Tangkapan layar kedua adalah berita CNN Indonesia yang melaporkan UAH menyerahkan dana Rp14,3 miliar ke MUI. Entah ia membaca berita-berita ini atau tidak, sebab jika ia membacanya bantuan yang diserahkan melalu MUI ini hanya salah satunya saja. Di hari yang sama diserahkan juga bantuan lain, masih disaksikan langsung MUI dan Dubes Palestina Zuhair al-Shun.

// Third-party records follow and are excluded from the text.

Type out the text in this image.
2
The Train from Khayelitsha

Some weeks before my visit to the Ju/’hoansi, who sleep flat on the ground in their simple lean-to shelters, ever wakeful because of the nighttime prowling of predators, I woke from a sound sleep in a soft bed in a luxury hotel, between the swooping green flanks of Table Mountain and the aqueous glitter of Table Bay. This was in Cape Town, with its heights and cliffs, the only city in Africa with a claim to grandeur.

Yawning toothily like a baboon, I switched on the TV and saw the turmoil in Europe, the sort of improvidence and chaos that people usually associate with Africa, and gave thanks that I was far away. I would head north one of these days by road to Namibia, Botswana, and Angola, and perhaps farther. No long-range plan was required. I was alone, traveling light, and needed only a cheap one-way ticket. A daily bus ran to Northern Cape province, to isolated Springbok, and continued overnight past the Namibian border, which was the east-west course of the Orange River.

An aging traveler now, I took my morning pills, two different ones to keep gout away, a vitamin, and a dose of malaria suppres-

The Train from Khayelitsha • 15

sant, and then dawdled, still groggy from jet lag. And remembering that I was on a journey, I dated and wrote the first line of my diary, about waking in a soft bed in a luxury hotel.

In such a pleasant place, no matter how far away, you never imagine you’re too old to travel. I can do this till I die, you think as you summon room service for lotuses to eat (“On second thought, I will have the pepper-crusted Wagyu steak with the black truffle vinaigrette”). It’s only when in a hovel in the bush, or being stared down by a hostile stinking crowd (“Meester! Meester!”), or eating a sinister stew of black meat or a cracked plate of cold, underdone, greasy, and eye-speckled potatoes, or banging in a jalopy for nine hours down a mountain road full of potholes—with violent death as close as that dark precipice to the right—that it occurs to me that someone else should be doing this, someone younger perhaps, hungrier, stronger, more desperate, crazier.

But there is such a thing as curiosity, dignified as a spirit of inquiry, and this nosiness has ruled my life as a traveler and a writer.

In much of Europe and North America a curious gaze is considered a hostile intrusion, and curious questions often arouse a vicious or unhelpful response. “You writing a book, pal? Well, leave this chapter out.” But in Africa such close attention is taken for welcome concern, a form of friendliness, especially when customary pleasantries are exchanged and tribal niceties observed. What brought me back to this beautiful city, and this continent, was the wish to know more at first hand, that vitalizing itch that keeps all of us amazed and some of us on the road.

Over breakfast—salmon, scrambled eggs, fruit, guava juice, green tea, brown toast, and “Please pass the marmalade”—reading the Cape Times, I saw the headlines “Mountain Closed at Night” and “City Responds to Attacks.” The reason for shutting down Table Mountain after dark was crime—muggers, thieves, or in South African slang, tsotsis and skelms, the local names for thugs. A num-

Tweet Eko Kuntadhi tanggal 25 Mei 2021 itu bukan hanya cacat informasi, tetapi sekaligus sangat mungkin memunculkan kecurigaan dan fitnah. Ia menulis di tubuh cuitannya, "Alhamdulillah. Terkumpul Rp60 M. Diserahkan Rp16 M." Lalu diralat dalam reply tweet berikutnya, "Sorry Rp30 M."
Saya menilai tweet itu penuh sinisme. Terbaca sengaja dibuat untuk menciptakan kecurigaan atau setidaknya polemik. Anda boleh setuju atau tidak dengan pendapat saya. Tapi silakan bacalah reply-reply untuk tweet itu, puluhan orang menulis tuduhan UAH menggelapkan dana dan tidak menyerahkan bantuan sepenuhnya.
Apa sebenarnya tujuan dari tweet-tweet semacam ini? Silakan tanyakan langsung kepada Eko Kuntadhi. Tapi ini berbahaya. Saya memerangi narasi-narasi ganjil semacam ini. Provokatif, penuh sinisme, mengandung fitnah dan berpotensi memecah belah.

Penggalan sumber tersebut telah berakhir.